AYolov2 Does knowledge distillation support multi-gpu?

Hi, thanks for your sharing. When I tried to use multi-gpu to train Knowledge Distillation: python3 -m torch.distributed.run --nproc_per_node $N_GPU distillation.py ... I got the error: torch.distributed.elastic.multiprocessing.errors.ChildFailedError: distillation.py FAILED Failures: <NO_OTHER_FAILURES>

Feb 08 '22 07:02 wingvortex

KD currently does not support multi-gpu. We adopted KD method from "End-to-end semi-supervised object dection with soft teacher" and generating teacher's feature(I would say it's a guide feature for student) was heavy operation.
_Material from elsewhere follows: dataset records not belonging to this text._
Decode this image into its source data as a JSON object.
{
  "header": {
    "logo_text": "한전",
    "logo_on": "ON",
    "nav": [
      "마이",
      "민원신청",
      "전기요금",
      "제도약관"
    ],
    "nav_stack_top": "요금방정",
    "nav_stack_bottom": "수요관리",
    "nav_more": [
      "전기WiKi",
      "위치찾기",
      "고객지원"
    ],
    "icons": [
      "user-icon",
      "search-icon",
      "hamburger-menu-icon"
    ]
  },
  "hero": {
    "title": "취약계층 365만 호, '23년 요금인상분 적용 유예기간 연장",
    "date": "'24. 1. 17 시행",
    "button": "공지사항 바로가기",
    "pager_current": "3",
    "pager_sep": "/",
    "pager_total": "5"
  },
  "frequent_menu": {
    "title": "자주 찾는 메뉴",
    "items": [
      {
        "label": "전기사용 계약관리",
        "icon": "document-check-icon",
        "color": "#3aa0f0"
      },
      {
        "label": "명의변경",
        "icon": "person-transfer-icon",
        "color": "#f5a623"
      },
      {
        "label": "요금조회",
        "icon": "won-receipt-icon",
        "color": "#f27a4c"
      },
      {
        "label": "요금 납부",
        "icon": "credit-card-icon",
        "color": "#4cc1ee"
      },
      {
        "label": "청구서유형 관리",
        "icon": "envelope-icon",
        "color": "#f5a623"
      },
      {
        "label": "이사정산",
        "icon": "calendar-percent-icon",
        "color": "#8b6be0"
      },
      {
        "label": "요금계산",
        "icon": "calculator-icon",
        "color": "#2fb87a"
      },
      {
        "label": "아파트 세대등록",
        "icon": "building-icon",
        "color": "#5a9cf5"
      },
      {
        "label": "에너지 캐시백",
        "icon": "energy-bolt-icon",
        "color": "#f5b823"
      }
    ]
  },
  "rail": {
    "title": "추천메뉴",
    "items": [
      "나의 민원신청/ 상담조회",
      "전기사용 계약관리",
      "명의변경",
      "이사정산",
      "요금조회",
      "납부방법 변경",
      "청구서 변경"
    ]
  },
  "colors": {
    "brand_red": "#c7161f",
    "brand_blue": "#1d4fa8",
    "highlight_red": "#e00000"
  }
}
The bottom line is KD is already using two GPUs. One for student and one for teacher. You can check out in https://github.com/j-marple-dev/AYolov2/blob/main/distillation.py#L66

FYI, we have not managed to see a beneficial point using KD yet.

Feb 08 '22 23:02 JeiKeiLim

Already noticed that both the student and the teacher takes a GPU, and the teacher uses quite a lot of GPU memory. Thanks for your extra information, do you mean the performance gain is limited when applying the semi-supervised object detection? In my case, the labeled data to unlabeled data ratio is 1:2.

Feb 09 '22 00:02 wingvortex